How this helps: When kids are too young to blow their nose well, saline drops or a bulb syringe can clear his nose.Using a bulb syringe works best for young babies, especially if a stuffy nose interferes with breastfeeding or bottle-feeding.Studies show that stress plays a role in illness too.If your child is under pressure – because of school, or friends, or something happening at home – giving him a break may be just what he needs.Safety note: Use only store-bought distilled or sterile water, or tap water that you've boiled for three to five minutes and cooled until lukewarm.Organisms in untreated tap water can survive in nasal passages and cause serious infection.The lineup featured eight all-girl or female-fronted bands in a high energy celebration of female badassness. Parents often head straight to the drug aisle of their local pharmacy when their child gets a cold.

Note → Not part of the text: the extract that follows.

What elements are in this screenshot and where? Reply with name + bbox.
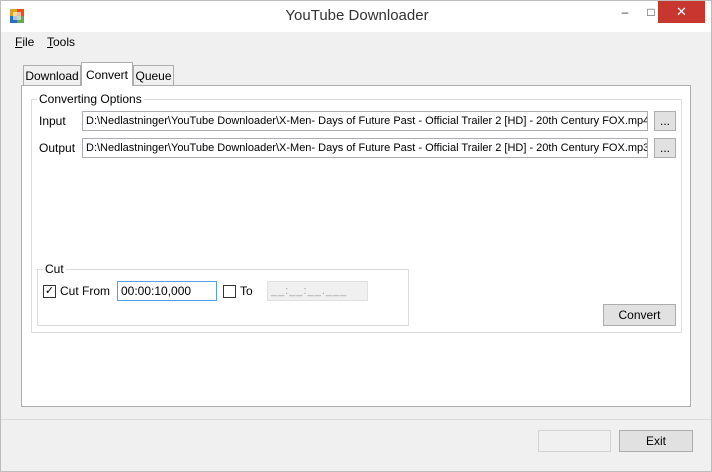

Indoors, make a cozy spot someplace more fun than his bed – set up a tent in the living room or make a snug pillow fort near you.
(Try using it about 15 minutes beforehand.) But if your older child doesn't mind the procedure, there's no reason not to do it.
What you need: Saline nose drops – or spray for children 2 and older – are available at pharmacies without a prescription.
Squeeze the bulb to force out air, gently insert the tip in his nostril, and slowly let the air out of the bulb to draw in mucus.
Remove the bulb and squeeze any mucus onto a tissue.
You also can prepare saline drops at home with this recipe from the American Academy of Allergy, Asthma & Immunology (AAAAI): In a clean jar, mix 3 heaping teaspoons of salt with 1 rounded teaspoon of baking soda.